Detak-Palembang.com PALEMBANG – Menanggapi adanya pengrusakan rumah ibadah umat Kristiani Kapel Santo Zakaria di Desa Mekar Sari Kecamatan Rantau Alai Kabupaten Ogan Ilir, Kamis (8/3) dini hari, Gubernur Sumsel Alex Noerdin menggelar jumpa pers dengan puluhan awak media di Griya Agung, Kamis (8/3) sore. Menurut Alex, kejadian itu tidak ada sama sekali unsur Sara melainkan murni kriminal.

“Saya sudah koordinasi dengan Kapolda, ini murni kriminal. Sekarang Polda sedang mendalami hal ini. Tidak ada yang perlu dikhawatirkan, Mari kita sama-sama tetap jaga kondusifitas Sumsel bersama-sama agar hal ini tidak terjadi lagi,” jelas Alex.

Menurut Alex, sebenarnya di desa tersebut sangat kondusif. Hal ini ditandai dengan kehidupan warga yang rukun dan damai. Kapel itu sendiri sebenarnya sudah dibangun sejak tahun 2000 dan baru direnovasi tahun 2017 kemarin.

“Selama ini kita selalu membanggakan icon kita zero konflik.
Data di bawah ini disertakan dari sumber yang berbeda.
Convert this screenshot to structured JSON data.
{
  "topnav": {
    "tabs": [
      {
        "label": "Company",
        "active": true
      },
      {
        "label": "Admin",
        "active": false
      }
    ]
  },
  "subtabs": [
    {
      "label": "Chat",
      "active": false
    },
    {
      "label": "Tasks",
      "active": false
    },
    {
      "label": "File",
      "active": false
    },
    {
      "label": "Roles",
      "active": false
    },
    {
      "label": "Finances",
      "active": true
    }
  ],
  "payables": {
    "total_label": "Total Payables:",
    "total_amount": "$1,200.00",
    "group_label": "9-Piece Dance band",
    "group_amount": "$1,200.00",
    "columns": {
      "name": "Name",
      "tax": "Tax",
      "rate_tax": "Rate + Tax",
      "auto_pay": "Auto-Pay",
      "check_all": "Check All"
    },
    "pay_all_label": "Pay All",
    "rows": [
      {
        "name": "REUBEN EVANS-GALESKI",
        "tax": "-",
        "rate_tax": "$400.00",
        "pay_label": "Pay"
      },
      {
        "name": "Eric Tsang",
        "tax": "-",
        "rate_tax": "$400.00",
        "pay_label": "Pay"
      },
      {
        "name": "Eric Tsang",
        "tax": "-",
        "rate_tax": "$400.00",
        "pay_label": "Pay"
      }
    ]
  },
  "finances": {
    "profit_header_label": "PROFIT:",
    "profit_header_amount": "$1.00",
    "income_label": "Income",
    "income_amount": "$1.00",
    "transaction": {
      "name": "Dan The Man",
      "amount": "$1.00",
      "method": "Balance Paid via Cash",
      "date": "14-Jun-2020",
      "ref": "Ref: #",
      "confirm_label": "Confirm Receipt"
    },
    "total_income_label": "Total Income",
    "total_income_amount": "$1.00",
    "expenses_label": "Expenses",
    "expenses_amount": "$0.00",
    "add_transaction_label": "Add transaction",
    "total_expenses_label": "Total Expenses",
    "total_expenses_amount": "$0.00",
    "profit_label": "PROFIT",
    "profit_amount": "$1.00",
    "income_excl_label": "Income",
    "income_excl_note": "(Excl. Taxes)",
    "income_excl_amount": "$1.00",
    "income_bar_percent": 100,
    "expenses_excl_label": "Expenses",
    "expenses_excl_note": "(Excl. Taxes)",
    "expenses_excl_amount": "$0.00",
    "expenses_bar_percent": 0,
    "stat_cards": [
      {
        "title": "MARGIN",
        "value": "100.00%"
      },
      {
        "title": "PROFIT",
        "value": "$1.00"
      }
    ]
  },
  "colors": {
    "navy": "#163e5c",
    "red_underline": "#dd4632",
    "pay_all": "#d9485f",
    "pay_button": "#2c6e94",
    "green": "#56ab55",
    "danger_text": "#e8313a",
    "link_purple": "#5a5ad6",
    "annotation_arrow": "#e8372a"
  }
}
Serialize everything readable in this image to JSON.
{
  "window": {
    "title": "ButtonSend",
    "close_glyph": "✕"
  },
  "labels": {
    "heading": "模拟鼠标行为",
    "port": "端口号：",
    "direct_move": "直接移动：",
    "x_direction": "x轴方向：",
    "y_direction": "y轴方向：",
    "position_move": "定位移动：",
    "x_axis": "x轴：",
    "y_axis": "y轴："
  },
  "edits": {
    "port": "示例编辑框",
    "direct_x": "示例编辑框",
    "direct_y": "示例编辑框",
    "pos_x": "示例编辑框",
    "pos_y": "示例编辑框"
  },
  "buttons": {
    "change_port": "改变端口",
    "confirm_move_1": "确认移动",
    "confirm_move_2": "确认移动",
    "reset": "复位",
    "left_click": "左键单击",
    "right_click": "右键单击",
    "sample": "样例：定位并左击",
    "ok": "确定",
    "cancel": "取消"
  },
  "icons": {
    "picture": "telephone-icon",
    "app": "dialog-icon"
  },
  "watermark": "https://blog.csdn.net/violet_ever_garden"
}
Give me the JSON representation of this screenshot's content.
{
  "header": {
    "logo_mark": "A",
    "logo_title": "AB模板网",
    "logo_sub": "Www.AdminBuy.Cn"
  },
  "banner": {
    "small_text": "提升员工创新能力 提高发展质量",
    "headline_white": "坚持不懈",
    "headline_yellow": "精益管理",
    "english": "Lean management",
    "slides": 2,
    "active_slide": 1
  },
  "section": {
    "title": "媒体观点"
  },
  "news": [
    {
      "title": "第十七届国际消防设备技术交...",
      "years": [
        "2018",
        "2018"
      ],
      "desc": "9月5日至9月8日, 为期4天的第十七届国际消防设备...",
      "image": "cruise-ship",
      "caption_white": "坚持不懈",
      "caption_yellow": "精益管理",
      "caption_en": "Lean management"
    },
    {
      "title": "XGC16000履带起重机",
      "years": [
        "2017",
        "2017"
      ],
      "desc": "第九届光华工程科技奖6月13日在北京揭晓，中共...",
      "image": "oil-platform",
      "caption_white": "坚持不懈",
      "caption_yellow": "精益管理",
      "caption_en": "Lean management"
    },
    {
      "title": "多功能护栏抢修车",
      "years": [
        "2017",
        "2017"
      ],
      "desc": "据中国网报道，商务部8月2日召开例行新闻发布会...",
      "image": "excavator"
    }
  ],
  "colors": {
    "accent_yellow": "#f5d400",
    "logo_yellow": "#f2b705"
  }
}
Jadi mungkin ada yang mau coba-coba rusak itu. Tapi saya tidak mau menduga terlalu jauh, nanti apa motifnya siapa pelakunya akan terbukti. Pasti dapat itu, soalnya ini jadi prioritas Kapolda. Pelakunya sedang dikejar,” ujar Alex.

Alex juga mengingatkan hal ini tak perlu dibesar-besarkan, karena memang tidak menimbulkan gejolak berarti di kalangan masyarakat setempat. Karena itu dia meminta hal ini tidak diperkeruh dengan pemberitaan yang provokatif.

“Mari kita redam, karena ini memang kejadian kriminal biasa. Saya pikir ini tidak akan berpengaruh pada Asian Games,” ujarnya.

Agar kejadian ini tak terulang, Alex mengaku sudah menginstruksikan semua Bupati agar mengumpulkan semua camat dan meningkatkan kewaspadaan di wilayah masing-masing. Selain itu Bupati juga didorong untuk lebih aktif berkoordinasi dengan semua elemen masyarakat demi  terjaganya kondusifitas.

Mengenai hukuman bagi para pelaku, menurut Alex biarlah menjadi urusan aparat yang berwenang. Namun dia ingin hal ini mendapat prioritas agar dapat memberikan efek jera bagi yang lain. Ancaman hukumannya lanjut Alex jelas tidak main-main.

“Kita tunggu saja, nanti kan ketahuan. Tidak akan lama semua pasti akan jelas,” tegasnya.

Sementara itu Sekretaris FKUB Sumsel, Hendra Zainuddin mengungkapkan bersama Kemenag dan FKUB Kabuoaten OI, mereka sudah turun ke lapangan. Dari hasil itu Hendra mengungkapkan kalau sebenarnya koordinasi antar lembaga di daerah itu sudah luar biasa bagus. Baik di tingkat kelurahan bahkan Babinsa dan tokoh agama sudah berjalan sebagaimana mestinya.

“Ketika ada hal seperti ini  semua cepat merapatkan barisan dan berkoordinasi. Bahu membahu menciptakan  keamanan dan kerukunan,” ucapnya.

Dia juga memastikan hal ini tak ada kaitannya dengan konflik agama. Karena FKUB biasanya mengumpulkan instansi terkait untuk ikut serta merekomendasi rumah ibadah yang akan dibangun apakah sesuai atau tidak.

“Kami dari FKUB pada dasarnya sigap memediasi. Kami juga rutin melakukan koordinasi demia Provinsi Sumsel yang aman,” tambahnya.

Seperti diketahui perusakan yang dilakukan orang tidak bertanggung jawab tersebut terjadi Kamis (8/3) sekitar pukul 00.30 WIB dini hari. Kapel tersebut biasanya digunakan oleh sekitar 60 jamaah. Kejadian itu sendiri baru dilaporkan ke Polsek sekitar pukul 01.30 WIb dan baru dilaporkan ke Polres sekitar pukul 05.40 WIB.

Beberapa barang bukti ikut diamankan seperti, palu, batu, kursi yang rusak dan jendela. Pelaku diperkirakan berjumlah 6 orang saat menyerang Kapel.